Nel gennaio 2005 furono pubblicate le intercettazioni ambientali di un dialogo tra due fedelissimi di Bernardo Provenzano, il boss di Villabate, Nicola Mandalà, e Francesco Pastoia, capo-famiglia di Belmonte Mezzagno, nel quale quest'ultimo parlava del viaggio del boss corleonese a Marsiglia nel 2003 per un intervento chirurgico alla prostata e faceva riferimento ad un «dottore che sarebbe andato a trovare Provenzano nel suo rifugio segreto».[6][1] Il 28 gennaio 2005 Pastoia fu trovato impiccato nella sua cella.[7] Secondo la successiva inchiesta dei magistrati, cui contribuirono i collaboratori di giustizia Mario Cusimano e Francesco Campanella[8][9], Provenzano sarebbe stato operato alla prostata alla clinica "La Ciotat" di Marsiglia da un'équipe composta da Philippe Barnaud e dagli specialisti Breton e Bonin.[6]
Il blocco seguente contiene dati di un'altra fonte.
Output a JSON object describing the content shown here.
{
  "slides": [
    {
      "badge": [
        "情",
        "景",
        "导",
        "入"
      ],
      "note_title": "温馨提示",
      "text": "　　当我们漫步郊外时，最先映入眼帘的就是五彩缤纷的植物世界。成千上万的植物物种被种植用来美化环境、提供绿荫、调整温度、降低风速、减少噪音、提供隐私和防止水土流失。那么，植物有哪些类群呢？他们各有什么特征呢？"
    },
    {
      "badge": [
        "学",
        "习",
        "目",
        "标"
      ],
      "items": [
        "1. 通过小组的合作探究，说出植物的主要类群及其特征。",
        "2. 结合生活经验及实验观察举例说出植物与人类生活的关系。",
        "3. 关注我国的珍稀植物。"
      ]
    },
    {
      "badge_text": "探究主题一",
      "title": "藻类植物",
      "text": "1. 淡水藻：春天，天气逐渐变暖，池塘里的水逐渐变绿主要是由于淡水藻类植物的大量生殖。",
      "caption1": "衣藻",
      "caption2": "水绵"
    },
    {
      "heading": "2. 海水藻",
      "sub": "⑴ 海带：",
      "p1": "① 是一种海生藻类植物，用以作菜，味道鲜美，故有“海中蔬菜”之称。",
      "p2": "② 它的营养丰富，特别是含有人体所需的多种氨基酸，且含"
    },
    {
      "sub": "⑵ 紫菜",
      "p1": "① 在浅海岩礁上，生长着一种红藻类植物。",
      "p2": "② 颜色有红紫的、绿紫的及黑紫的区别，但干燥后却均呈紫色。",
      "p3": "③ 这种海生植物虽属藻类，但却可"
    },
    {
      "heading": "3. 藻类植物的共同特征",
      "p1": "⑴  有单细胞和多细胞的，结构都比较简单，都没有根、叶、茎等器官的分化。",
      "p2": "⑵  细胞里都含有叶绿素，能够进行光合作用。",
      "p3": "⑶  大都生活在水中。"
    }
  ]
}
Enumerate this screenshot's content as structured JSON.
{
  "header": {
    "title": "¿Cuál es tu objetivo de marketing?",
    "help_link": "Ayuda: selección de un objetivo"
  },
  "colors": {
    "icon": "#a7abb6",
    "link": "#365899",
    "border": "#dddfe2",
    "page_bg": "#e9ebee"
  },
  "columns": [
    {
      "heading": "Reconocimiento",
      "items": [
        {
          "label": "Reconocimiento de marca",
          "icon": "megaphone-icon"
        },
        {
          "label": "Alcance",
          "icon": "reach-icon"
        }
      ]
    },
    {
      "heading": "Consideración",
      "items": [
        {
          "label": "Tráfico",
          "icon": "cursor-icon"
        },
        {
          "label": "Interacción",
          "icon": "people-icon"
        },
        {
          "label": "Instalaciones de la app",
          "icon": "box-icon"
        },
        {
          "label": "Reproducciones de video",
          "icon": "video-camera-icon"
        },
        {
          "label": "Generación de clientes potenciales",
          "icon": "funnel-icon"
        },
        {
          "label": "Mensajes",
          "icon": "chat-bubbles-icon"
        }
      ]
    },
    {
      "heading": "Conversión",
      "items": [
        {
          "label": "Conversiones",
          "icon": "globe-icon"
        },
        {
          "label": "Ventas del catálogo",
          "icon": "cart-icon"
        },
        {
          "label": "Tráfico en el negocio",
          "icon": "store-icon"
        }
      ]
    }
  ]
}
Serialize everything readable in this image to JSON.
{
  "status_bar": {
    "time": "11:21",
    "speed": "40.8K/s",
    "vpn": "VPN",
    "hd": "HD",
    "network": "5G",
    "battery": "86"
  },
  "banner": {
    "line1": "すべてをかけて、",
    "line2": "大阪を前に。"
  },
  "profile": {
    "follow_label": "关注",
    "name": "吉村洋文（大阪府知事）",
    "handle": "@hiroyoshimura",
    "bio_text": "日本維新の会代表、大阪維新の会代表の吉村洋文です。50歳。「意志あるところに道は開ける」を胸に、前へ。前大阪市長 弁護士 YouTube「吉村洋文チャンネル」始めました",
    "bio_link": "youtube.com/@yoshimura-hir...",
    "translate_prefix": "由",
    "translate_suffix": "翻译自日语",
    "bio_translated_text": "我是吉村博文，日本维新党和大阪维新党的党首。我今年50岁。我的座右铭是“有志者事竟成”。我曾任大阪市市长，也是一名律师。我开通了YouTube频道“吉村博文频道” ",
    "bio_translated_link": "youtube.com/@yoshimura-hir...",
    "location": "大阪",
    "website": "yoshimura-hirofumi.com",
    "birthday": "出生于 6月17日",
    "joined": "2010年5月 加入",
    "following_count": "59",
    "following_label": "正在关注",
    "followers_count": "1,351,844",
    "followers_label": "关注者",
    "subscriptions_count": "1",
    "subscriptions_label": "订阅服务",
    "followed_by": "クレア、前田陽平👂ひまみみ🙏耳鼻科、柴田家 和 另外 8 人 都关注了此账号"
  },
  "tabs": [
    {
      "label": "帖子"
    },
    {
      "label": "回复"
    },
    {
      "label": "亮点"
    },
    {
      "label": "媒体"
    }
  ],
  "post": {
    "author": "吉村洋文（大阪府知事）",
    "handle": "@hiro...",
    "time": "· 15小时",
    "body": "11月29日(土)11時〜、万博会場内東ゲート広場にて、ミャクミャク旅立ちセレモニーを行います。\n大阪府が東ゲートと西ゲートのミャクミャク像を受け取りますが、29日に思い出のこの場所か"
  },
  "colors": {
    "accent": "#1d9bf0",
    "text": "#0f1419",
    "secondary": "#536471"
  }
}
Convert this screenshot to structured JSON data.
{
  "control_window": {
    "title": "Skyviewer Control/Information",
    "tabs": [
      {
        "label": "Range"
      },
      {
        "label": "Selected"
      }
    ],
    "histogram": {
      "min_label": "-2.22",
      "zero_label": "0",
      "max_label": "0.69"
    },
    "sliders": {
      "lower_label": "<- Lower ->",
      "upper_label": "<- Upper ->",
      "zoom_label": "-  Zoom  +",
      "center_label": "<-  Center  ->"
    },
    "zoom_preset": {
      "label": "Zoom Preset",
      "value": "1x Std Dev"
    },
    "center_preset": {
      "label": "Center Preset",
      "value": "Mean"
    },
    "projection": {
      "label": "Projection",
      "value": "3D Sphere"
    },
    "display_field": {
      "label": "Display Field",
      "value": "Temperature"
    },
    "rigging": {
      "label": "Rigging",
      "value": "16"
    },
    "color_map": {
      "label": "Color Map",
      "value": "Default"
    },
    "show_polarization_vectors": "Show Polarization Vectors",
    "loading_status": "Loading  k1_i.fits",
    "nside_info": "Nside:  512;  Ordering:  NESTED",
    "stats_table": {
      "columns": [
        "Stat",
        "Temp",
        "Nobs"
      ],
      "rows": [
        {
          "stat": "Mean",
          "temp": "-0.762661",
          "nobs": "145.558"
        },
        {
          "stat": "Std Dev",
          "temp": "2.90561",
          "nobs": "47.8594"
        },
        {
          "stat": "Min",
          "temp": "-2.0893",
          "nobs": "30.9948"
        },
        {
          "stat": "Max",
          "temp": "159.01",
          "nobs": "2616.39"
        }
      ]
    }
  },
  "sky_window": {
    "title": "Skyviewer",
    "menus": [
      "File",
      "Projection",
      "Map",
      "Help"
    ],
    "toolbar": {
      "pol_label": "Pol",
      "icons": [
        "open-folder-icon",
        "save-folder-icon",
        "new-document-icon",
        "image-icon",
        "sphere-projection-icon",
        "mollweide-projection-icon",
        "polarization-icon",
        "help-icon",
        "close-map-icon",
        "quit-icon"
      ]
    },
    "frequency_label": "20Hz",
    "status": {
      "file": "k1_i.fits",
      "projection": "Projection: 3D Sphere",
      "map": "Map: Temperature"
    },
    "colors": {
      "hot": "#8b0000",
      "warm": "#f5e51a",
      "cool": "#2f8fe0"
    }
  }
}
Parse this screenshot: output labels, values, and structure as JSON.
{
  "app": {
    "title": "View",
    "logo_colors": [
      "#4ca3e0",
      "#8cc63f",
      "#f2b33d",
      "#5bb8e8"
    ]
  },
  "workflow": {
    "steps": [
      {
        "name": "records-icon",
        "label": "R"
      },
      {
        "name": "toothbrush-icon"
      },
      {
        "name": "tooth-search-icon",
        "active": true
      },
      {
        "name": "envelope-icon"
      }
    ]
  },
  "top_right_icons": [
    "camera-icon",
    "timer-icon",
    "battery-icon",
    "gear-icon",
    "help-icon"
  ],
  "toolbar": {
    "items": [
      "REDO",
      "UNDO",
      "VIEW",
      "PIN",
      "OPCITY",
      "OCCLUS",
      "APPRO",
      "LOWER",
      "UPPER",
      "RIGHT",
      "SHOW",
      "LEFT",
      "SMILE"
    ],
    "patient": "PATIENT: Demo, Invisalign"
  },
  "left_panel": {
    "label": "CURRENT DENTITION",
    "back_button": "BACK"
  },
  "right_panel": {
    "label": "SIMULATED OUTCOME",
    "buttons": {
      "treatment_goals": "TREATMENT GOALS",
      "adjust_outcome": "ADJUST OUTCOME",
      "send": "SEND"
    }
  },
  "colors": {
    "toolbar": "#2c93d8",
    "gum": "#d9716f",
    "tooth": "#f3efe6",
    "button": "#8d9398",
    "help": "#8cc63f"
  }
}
Durante questo viaggio, secondo la ricostruzione dei genitori di Manca, l'urologo sarebbe entrato in contatto con il capomafia. All'inizio del mese di novembre del 2003, infatti, il medico sarebbe stato a Marsiglia.[2] Secondo la ricostruzione dei genitori, Manca sarebbe stato contattato dalla mafia di Barcellona Pozzo di Gotto per unirsi all'équipe di Barnaud durante l'intervento a Provenzano.[4] Questa versione, tuttavia, è stata rifiutata dal procuratore nazionale antimafia Pietro Grasso, secondo il quale il boss corleonese sarebbe del tutto estraneo alla vicenda.[6]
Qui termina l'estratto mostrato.